Веко с маленьким шрамом потемнело от прилившей крови, задергалось. «Конечно, неврастеник», – подумал я. Явич-Юрченко полез в карман за папиросами…
– Вы не будете возражать, если один из юристов закурит?
Это была шутка, и Эрлих натянуто улыбнулся.
– Курите, – сказал он и пододвинул Явичу-Юрченко пепельницу.
Тот долго мял подрагивающими пальцами папиросу, закурил.
– Слушаю вас, коллега.
И в интонации и в словах была злая издевка. Но Эрлих сделал вид, что ничего не произошло. По его убеждению, следователь не имел права на эмоции. Эмоции – привилегия обвиняемого. И привилегия, и утешение…
– Юристов, как нам обоим хорошо известно, интересуют только факты, не так ли? – сказал Эрлих. – Вот я вам и предлагаю объективно их проанализировать.
Явич-Юрченко провел рукой по бороде, словно вытряхивая из нее невидимые крошки, и пустил вверх струю дыма. Ни тот ни другой моего присутствия не замечали.

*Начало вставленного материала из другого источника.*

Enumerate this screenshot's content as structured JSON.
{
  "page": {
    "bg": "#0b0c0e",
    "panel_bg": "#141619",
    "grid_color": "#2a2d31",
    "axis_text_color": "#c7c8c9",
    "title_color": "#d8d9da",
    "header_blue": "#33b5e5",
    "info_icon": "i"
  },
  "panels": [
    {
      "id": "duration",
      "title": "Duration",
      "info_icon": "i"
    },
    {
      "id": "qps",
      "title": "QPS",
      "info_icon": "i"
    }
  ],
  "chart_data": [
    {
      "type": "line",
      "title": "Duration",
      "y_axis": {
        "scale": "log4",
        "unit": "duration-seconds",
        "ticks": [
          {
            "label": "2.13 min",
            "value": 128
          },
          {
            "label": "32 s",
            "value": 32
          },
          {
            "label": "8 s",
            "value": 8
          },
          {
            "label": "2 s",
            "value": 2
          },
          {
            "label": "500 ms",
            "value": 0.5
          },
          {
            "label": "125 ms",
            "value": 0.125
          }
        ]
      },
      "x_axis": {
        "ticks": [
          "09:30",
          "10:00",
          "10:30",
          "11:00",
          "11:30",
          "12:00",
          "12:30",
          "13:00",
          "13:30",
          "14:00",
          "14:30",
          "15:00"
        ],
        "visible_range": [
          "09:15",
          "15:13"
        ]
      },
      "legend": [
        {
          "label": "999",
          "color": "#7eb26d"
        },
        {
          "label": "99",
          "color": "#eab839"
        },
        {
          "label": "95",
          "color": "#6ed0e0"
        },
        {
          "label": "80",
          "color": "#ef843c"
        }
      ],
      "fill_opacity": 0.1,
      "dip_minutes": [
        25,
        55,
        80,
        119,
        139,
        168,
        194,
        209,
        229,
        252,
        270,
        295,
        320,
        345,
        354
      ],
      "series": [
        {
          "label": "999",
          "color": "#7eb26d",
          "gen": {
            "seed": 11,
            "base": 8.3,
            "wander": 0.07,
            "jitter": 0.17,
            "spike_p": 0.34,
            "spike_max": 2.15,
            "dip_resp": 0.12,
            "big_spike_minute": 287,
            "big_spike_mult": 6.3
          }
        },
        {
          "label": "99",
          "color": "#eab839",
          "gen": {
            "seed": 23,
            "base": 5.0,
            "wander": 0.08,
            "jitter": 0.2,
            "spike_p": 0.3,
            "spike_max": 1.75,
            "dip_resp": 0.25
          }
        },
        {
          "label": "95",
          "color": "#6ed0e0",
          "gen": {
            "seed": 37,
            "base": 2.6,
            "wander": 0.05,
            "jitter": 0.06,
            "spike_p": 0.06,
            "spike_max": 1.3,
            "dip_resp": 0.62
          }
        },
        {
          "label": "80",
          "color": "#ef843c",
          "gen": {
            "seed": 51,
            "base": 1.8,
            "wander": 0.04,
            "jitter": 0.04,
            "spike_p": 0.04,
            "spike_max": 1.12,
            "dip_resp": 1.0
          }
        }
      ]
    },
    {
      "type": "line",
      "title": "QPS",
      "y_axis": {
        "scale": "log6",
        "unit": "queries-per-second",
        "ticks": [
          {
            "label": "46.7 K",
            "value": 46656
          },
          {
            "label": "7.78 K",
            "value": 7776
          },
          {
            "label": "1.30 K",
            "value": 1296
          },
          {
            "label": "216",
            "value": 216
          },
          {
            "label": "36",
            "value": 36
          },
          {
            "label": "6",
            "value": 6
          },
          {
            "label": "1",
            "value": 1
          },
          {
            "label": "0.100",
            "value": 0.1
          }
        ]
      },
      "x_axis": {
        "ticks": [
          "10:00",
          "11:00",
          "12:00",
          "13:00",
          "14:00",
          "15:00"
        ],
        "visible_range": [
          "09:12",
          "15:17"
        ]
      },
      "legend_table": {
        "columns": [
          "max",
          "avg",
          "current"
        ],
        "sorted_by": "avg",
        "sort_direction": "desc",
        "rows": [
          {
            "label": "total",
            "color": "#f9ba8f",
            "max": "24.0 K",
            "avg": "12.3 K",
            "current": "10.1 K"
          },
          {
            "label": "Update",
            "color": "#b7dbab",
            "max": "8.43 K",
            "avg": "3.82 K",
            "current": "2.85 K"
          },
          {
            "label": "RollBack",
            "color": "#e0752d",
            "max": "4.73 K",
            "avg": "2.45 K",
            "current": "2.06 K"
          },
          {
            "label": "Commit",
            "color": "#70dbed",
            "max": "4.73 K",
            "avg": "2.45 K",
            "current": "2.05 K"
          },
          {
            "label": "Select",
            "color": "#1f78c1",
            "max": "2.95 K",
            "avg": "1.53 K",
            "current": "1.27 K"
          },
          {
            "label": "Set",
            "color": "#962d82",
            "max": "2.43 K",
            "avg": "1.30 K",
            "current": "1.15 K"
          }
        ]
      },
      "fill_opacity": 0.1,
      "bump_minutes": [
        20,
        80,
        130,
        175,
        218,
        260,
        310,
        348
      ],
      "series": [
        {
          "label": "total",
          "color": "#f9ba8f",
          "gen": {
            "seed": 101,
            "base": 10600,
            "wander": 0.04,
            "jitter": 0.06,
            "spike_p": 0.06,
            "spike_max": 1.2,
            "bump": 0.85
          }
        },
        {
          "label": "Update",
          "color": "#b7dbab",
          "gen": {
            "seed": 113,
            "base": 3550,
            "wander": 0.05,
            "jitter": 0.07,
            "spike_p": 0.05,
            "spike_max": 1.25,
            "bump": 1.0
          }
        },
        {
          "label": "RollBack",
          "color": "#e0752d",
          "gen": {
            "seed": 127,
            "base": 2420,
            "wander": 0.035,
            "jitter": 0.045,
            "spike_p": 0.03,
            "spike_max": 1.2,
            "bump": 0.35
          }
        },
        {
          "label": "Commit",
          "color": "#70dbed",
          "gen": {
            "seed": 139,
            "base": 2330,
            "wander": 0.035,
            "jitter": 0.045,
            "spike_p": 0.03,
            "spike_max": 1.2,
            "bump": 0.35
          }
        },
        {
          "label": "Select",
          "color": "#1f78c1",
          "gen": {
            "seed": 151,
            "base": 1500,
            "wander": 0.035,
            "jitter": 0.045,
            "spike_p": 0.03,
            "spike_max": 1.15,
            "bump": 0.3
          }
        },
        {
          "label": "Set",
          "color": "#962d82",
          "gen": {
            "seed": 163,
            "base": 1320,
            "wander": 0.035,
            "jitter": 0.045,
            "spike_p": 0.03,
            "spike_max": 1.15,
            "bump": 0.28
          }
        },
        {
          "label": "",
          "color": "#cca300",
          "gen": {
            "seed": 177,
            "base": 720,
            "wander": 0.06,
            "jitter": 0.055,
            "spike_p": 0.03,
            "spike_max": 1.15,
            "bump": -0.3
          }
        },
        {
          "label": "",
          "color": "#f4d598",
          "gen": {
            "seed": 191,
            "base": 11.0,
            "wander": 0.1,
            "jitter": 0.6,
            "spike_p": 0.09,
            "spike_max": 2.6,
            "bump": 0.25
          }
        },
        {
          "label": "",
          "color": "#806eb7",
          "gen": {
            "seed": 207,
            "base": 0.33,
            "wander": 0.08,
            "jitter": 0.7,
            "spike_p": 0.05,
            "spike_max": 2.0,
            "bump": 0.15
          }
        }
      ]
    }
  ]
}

Стараясь не шуршать, я положил на диван газету.
– Проанализировать, – повторил Эрлих. – Когда происходит преступление, первый вопрос, который возникает у любого следователя: кому это выгодно? Такой вопрос, естественно, возник и у меня: кому были выгодны по жар на даче и убийство управляющего трестом товарища Шамрая? Я опросил десятки людей. Здесь, – Эрлих положил ладонь на папку, – материалы, которые свидетельствуют о том, что совершенное преступление было выгодно только вам. Я не хочу быть голословным. Давайте последовательно проследим за всей цепочкой фактов. Комиссия по чистке лишила вас партийного билета. В этом решающую роль сыграл член комиссии Шамрай. Он раскрыл вашу неискренность на процессе правых эсеров. Он же на примере ваших статей и личных связей с бывшими эсера ми доказал, что билет члена ВКП(б) служил для вас лишь удобной ширмой.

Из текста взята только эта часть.